# October 2011 Giveaway



## Rex (Nov 30, 2008)

The winner of the Goat book in the September giveaway was Brigheyes. Congratulations!

It is starting to get cold and rainy so I thought it would be a great time to do another goat coat giveaway. Your choice of color and either a fleece or nylon lining.

[attachment=0:2cxqnf5f]Red Goat Coat.jpg[/attachment:2cxqnf5f]

For those who have been entering every month don't get discouraged. You have an equal chance every month of being the winner.


----------



## imported_GoatGirl96 (May 24, 2011)

First person to reply. Do I have a better chance of getting the prize if I entered first? :lol: 
I would love a goat coat.  Please put my name in.


----------



## imported_NightHawk (Aug 18, 2011)

Count me in, Rex! Thanks!


----------



## imported_ashley (Jun 9, 2011)

this would make one of our boys very happy.... count us in


----------



## feederseaters (Nov 8, 2009)

:arrow:


----------



## ali pearson (Aug 12, 2009)

I'd love to win this one! Thanks Rex.


----------



## GBPG06 (Sep 14, 2009)

big fires, now rain snow. Yes put my name i the hat!


----------



## Nanno (Aug 30, 2009)

Cuzco desperately needs a new coat!


----------



## Bwana Ken (May 9, 2011)

This could be my month!


----------



## Cache Goats (Aug 24, 2011)

Please enter me.


----------



## nebowhunter (Apr 18, 2010)

I could always use another. Thanks for asking!


----------



## IceDog (Aug 1, 2010)

My huge old boy could definitely make good use of a coat!

Please count us in!

And it's true you can win.


----------



## fivemoremiles (Jan 19, 2010)

Na i don't want one.
I don't think it would look good on me


----------



## ryorkies (May 4, 2010)

I am entering this drawing.
Am not sure I want to win it.
If I won it. I would have to buy
more. Because of the guilt I would 
feel for the 2 without coats.


----------



## wyowinds (Dec 31, 2009)

Would love one.
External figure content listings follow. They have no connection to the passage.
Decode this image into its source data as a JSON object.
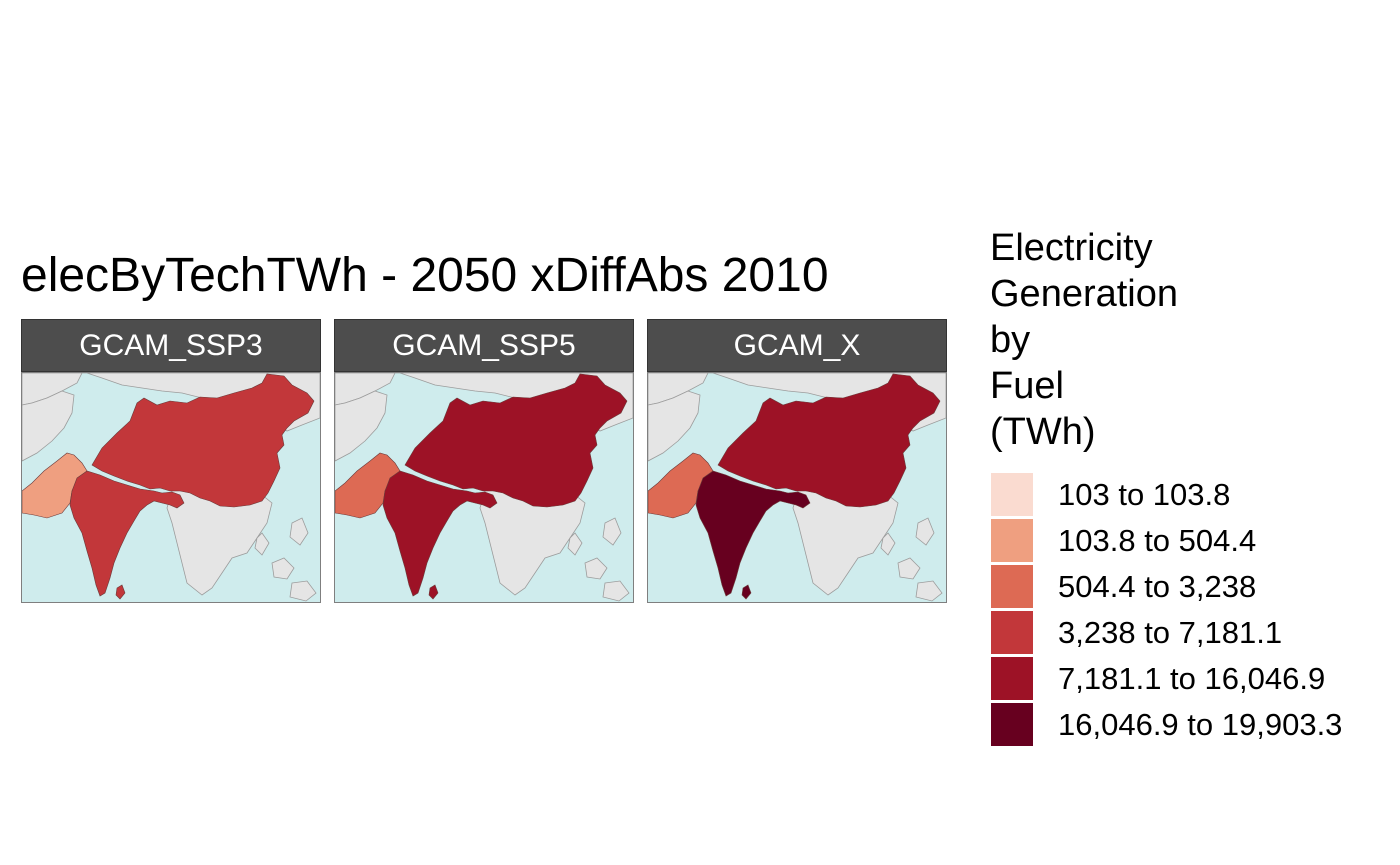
{
  "title": "elecByTechTWh - 2050 xDiffAbs 2010",
  "legend": {
    "title_lines": [
      "Electricity",
      "Generation",
      "by",
      "Fuel",
      "(TWh)"
    ],
    "classes": [
      {
        "label": "103 to 103.8",
        "color": "#fadbd0"
      },
      {
        "label": "103.8 to 504.4",
        "color": "#ef9f80"
      },
      {
        "label": "504.4 to 3,238",
        "color": "#dd6a54"
      },
      {
        "label": "3,238 to 7,181.1",
        "color": "#c2373a"
      },
      {
        "label": "7,181.1 to 16,046.9",
        "color": "#9d1226"
      },
      {
        "label": "16,046.9 to 19,903.3",
        "color": "#67001f"
      }
    ]
  },
  "map_colors": {
    "water": "#cfeced",
    "land": "#e5e5e5",
    "border": "#9c9c9c"
  },
  "panels": [
    {
      "label": "GCAM_SSP3",
      "china_class": 3,
      "india_class": 3,
      "pakistan_class": 1
    },
    {
      "label": "GCAM_SSP5",
      "china_class": 4,
      "india_class": 4,
      "pakistan_class": 2
    },
    {
      "label": "GCAM_X",
      "china_class": 4,
      "india_class": 5,
      "pakistan_class": 2
    }
  ]
}
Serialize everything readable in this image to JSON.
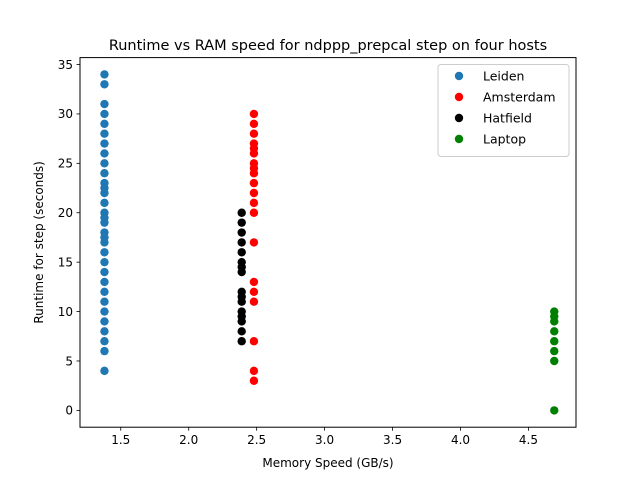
{
  "chart_data": {
    "type": "scatter",
    "title": "Runtime vs RAM speed for ndppp_prepcal step on four hosts",
    "xlabel": "Memory Speed (GB/s)",
    "ylabel": "Runtime for step (seconds)",
    "xlim": [
      1.2,
      4.85
    ],
    "ylim": [
      -1.7,
      35.7
    ],
    "xticks": [
      "1.5",
      "2.0",
      "2.5",
      "3.0",
      "3.5",
      "4.0",
      "4.5"
    ],
    "yticks": [
      "0",
      "5",
      "10",
      "15",
      "20",
      "25",
      "30",
      "35"
    ],
    "legend_position": "upper right",
    "series": [
      {
        "name": "Leiden",
        "color": "#1f77b4",
        "x": [
          1.38,
          1.38,
          1.38,
          1.38,
          1.38,
          1.38,
          1.38,
          1.38,
          1.38,
          1.38,
          1.38,
          1.38,
          1.38,
          1.38,
          1.38,
          1.38,
          1.38,
          1.38,
          1.38,
          1.38,
          1.38,
          1.38,
          1.38,
          1.38,
          1.38,
          1.38,
          1.38,
          1.38,
          1.38,
          1.38,
          1.38,
          1.38
        ],
        "y": [
          4,
          6,
          7,
          8,
          9,
          10,
          11,
          12,
          13,
          14,
          15,
          16,
          17,
          18,
          19,
          20,
          21,
          22,
          23,
          24,
          25,
          26,
          27,
          28,
          29,
          30,
          31,
          33,
          34,
          19.5,
          22.5,
          17.5
        ]
      },
      {
        "name": "Amsterdam",
        "color": "#ff0000",
        "x": [
          2.48,
          2.48,
          2.48,
          2.48,
          2.48,
          2.48,
          2.48,
          2.48,
          2.48,
          2.48,
          2.48,
          2.48,
          2.48,
          2.48,
          2.48,
          2.48,
          2.48,
          2.48,
          2.48,
          2.48
        ],
        "y": [
          3,
          4,
          7,
          11,
          12,
          13,
          17,
          20,
          21,
          22,
          23,
          24,
          25,
          26,
          27,
          28,
          29,
          30,
          24.5,
          26.5
        ]
      },
      {
        "name": "Hatfield",
        "color": "#000000",
        "x": [
          2.39,
          2.39,
          2.39,
          2.39,
          2.39,
          2.39,
          2.39,
          2.39,
          2.39,
          2.39,
          2.39,
          2.39,
          2.39,
          2.39,
          2.39,
          2.39
        ],
        "y": [
          7,
          8,
          9,
          10,
          11,
          12,
          14,
          15,
          16,
          17,
          18,
          19,
          20,
          14.5,
          11.5,
          9.5
        ]
      },
      {
        "name": "Laptop",
        "color": "#008000",
        "x": [
          4.69,
          4.69,
          4.69,
          4.69,
          4.69,
          4.69,
          4.69,
          4.69
        ],
        "y": [
          0,
          5,
          6,
          7,
          8,
          9,
          10,
          9.5
        ]
      }
    ]
  }
}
Please count me in.


----------



## Cazz (Jun 9, 2010)

I would really like another goat coat.  
Cazz


----------



## saph (Dec 19, 2009)

To win this coat would be all kinds of awesome! Thanks for entering me!


----------



## Barley (Mar 29, 2010)

Please count me in--Thanks!


----------



## AACmama (Jul 29, 2010)

That's a great coat! We could use one around the soppy Northwest!

Rose-Marie and the Saanen boys


----------



## Stephen (Jan 20, 2009)

great coat, could come in handy, just had our 1st good winter snow here, about 2 feet + on the mountains.  My poor wife is sad that winter is almost here... she does not like snow, kind of strange as she is from Montana / Glacier Park area... poor her. Well put us on the list.


----------



## cryptobrian (Apr 26, 2012)

Nice coat ... could use a durable new one to replace the cotton quilt one I made and which the goats simply ate.

Brian


----------



## Bowslayer2 (Oct 1, 2011)

Count me in the for the coat!
Thanks
Bowslayer2


----------



## Blueroan (Mar 6, 2010)

I am with ryorkies, I have several to buy.


----------



## 5th_overture (Apr 2, 2011)

I could use one of those for when we go up to swede lake. Count me in!


----------



## Thomas (Oct 11, 2011)

Please enter us in the drawing.
Thanks, Brona and Thomas


----------



## Bob Jones (Aug 21, 2009)

That is a generous offer. Thanks Rex. Please put me in.


----------



## goingnutsmom (Nov 28, 2009)

Count us in, I have one new goat that is underweight and could use a nice warm coat for awhile.


----------



## Saltlick (Jun 12, 2011)

Count me in too please!  Thanks


----------



## Brian (Sep 29, 2011)

Please count me in. Thanks Rex! For the freebees and the site!


----------



## DKalakay (Dec 24, 2009)

Stanley has to wear his red coat on our hikes all during hunting season but he outgrew it and it looks like he is just wearing a shoulder cape. The hunters laugh so he needs to regain his pride with a new coat. 
Thanks, Denise


----------



## Huckleberry (Mar 12, 2010)

Please enter us, thank you!


----------



## SNAKEMAN (Jan 18, 2011)

It was in the teen's last night, winter is right around 
the corner. Count me in, a goat coat would come in handy.

SNAKEMAN


----------



## Hasligrove (Dec 10, 2008)

Burr it is getting! Count me in!


----------



## Jake Levi (Jun 9, 2011)

Count me in too please, winter is coming!


----------



## donniefike (May 2, 2011)

Count me in. Donnie Fike


----------



## 4capretti (Jun 12, 2011)

Please count us in! It looks like Siberia here in Western Colorado at 7,500 feet. Goat coats come in handy.

Saul and Dina Smithson
4capretti


----------



## sweetfreedomgirl (Jan 31, 2011)

Heck yes!!!! Count me in!!!!  

Thia


----------



## sleepypinesaz (Oct 28, 2011)

Hi, I have a yearling doe that I would love to have this coat for. She is special and gets colder easy. Thank you for this forum and for the coat giveaway. Pam


----------



## Bunkerbean (Jan 31, 2010)

Count me in!


----------



## mtgoat (Aug 20, 2011)

This could be my lucky month.  

Marlowe


----------



## Rex (Nov 30, 2008)

The winner of the October drawing for the goat coat was Jake.

Congratulations!!


----------